When option -g FLOAT is in use (which is the default), a third rule kicks in:

  • The mapQ of a non-ALT hit is reduced to zero if its score is less than FLOAT times the score of an overlapping ALT hit. In this case, the original mapQ is moved to the om tag.

If we don't care about ALT hits, we may actually skip postprocessing (step 2). Nonetheless, postprocessing is recommended as it improves mapQ and gives more information about ALT hits.

Step 2: Postprocessing

Postprocessing is done with a separate script bwa-postalt.js. It reads all potential hits reported in the XA tag, lifts ALT hits to the chromosomal positions using the ALT-to-ref alignment, groups them after lifting and then reassigns mapQ based on the best scoring hit in each group with all the hits in a group get the same mapQ. Knowing the ALT-to-ref alignment, this script can greatly improve mapQ of ALT hits and occasionally improve mapQ of non-ALT hits.

The script also measures the presence of each ALT contig. For a group of overlapping ALT contigs c_1, ..., c_m, the weight for c_k equals \frac{\sum_j P(c_k|r_j)}{\sum_j\max_i P(c_i|r_j)}, where P(c_k|r)=\frac{pow(4,s_k)}{\sum_i pow(4,s_i)} is the posterior of c_k given a read r mapped to it with a Smith-Waterman score s_k. This weight is reported in postinfo.ctw in the option 2 above.

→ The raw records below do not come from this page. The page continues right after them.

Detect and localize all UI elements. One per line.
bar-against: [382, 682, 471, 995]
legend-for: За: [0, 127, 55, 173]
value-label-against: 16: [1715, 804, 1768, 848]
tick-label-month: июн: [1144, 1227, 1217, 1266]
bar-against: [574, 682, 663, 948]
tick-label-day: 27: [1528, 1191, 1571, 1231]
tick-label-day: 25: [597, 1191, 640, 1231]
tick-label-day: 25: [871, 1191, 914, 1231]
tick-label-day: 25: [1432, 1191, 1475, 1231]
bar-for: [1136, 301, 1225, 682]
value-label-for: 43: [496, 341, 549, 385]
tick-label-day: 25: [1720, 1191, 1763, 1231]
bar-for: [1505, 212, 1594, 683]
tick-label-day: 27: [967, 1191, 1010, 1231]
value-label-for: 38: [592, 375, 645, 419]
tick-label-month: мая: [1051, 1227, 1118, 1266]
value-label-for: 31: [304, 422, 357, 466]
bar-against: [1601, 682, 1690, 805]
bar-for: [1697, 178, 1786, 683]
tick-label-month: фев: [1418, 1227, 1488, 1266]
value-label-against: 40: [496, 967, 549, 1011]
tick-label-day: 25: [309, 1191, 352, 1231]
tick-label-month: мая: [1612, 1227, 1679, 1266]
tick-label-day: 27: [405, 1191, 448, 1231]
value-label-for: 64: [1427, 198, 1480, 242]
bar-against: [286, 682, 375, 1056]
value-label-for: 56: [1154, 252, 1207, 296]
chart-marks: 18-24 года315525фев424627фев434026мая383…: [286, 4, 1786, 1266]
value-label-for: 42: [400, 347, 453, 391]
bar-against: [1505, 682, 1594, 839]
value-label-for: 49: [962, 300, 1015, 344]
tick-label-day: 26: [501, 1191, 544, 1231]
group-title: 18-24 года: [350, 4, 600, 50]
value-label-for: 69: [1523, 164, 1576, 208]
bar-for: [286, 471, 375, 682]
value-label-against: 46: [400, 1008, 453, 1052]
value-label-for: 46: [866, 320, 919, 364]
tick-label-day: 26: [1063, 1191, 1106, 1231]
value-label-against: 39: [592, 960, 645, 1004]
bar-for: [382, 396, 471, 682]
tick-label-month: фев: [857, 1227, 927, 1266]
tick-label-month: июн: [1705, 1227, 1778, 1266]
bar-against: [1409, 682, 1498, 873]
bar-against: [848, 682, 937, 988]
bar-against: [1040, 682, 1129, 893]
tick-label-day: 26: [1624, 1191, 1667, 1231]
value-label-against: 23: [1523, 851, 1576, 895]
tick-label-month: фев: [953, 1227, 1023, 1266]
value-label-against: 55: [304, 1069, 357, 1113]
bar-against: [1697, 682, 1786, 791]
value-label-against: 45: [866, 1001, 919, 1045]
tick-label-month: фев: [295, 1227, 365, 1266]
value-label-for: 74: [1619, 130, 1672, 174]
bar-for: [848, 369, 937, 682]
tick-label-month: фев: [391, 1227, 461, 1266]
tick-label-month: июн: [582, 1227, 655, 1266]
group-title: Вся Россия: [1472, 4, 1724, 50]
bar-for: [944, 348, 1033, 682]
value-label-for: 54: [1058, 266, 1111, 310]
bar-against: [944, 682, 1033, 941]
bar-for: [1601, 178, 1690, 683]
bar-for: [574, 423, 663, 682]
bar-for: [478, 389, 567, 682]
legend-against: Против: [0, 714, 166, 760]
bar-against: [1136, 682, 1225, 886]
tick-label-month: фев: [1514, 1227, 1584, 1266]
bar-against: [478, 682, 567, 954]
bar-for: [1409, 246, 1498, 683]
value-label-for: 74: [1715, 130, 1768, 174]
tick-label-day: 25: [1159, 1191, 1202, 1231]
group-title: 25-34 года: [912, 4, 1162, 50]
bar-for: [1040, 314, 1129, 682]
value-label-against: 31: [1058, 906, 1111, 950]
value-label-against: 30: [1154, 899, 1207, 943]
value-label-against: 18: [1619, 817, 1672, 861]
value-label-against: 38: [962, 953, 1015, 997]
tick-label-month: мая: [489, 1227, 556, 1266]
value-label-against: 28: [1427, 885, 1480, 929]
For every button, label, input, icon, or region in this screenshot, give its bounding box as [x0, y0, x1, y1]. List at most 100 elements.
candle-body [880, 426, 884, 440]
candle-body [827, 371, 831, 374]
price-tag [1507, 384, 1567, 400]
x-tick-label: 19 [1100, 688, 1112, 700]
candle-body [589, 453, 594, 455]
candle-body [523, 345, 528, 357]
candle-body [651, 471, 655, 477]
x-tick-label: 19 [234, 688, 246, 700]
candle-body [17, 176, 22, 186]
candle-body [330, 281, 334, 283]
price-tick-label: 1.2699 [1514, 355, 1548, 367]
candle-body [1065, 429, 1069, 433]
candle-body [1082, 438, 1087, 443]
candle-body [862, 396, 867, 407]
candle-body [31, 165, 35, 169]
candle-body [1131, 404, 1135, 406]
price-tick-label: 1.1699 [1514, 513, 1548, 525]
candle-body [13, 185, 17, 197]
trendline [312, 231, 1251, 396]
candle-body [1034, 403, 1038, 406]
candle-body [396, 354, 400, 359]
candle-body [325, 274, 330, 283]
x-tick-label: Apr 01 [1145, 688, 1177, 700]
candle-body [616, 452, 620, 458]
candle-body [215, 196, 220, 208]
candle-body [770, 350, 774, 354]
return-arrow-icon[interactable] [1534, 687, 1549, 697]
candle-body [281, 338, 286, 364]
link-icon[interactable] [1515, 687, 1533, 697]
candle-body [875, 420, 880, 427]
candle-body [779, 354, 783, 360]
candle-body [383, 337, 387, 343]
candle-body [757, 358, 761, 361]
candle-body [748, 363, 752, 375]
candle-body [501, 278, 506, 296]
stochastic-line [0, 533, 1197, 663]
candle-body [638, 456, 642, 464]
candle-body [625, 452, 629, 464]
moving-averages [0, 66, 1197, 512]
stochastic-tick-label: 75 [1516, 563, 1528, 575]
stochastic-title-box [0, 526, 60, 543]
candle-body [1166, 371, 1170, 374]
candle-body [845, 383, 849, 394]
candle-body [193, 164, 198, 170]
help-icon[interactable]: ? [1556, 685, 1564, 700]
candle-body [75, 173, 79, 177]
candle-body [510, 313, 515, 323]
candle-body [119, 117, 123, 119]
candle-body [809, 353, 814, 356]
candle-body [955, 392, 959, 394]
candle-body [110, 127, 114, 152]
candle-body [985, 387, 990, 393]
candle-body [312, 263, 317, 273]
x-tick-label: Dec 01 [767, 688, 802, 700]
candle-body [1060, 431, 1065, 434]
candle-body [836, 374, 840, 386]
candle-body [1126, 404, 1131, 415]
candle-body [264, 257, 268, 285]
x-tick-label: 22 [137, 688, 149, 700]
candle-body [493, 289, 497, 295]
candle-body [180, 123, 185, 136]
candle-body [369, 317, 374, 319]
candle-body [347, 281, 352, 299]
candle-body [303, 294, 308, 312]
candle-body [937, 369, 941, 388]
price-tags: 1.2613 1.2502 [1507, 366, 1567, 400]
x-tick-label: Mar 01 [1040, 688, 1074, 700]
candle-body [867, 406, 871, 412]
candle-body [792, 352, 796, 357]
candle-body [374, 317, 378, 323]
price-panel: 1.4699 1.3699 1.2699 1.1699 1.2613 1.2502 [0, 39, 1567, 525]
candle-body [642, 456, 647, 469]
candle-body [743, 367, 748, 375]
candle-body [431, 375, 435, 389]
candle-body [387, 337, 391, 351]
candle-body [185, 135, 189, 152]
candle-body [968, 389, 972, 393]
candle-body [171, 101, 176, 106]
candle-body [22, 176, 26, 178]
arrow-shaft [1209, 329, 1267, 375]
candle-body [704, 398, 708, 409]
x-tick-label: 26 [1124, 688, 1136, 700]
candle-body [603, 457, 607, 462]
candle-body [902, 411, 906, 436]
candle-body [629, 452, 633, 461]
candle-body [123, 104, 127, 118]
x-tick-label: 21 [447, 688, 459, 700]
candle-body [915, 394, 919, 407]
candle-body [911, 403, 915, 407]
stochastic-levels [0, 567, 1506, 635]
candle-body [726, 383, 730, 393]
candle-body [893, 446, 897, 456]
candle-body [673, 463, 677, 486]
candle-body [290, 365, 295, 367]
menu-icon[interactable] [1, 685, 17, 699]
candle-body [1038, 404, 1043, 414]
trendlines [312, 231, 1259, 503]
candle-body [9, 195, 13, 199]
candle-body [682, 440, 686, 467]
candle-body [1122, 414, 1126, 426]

On the Completeness of GRCh38+ALT

While GRCh38 is much more complete than GRCh37, it is still missing some true human sequences. To make sure every piece of sequence in the reference assembly is correct, the Genome Reference Consortium (GRC) require each ALT contig to have enough support from multiple sources before considering to add it to the reference assembly. This careful procedure has left out some sequences, one of which is this example, a 10kb contig assembled from CHM1 short reads and present also in NA12878. You can try BLAT or BLAST to see where it maps.

For a more complete reference genome, we compiled a new set of decoy sequences from GenBank clones and the de novo assembly of 254 public SGDP samples. The sequences are included in hs38d4-extra.fa from the BWA resource bundle for GRCh38.

In addition to decoy, we also put multiple alleles of HLA genes in hs38d4-extra.fa. These genomic sequences were acquired from IMGT/HLA, version 3.18.0. Script bwa-postalt.js also helps to genotype HLA genes, though not to high resolution for now.

Problems and Future Development

There are some uncertainties about ALT mappings - we are not sure whether they help biological discovery and don't know the best way to analyze them. Without clear demand from downstream analyses, it is very difficult to design the optimal mapping strategy. The current BWA-MEM method is just a start. If it turns out to be useful in research, we will probably rewrite bwa-postalt.js in C for performance; if not, we will try new designs. It is also possible that we may make breakthrough on the representation of multiple genomes, in which case, we can even get rid of ALT contigs once for all.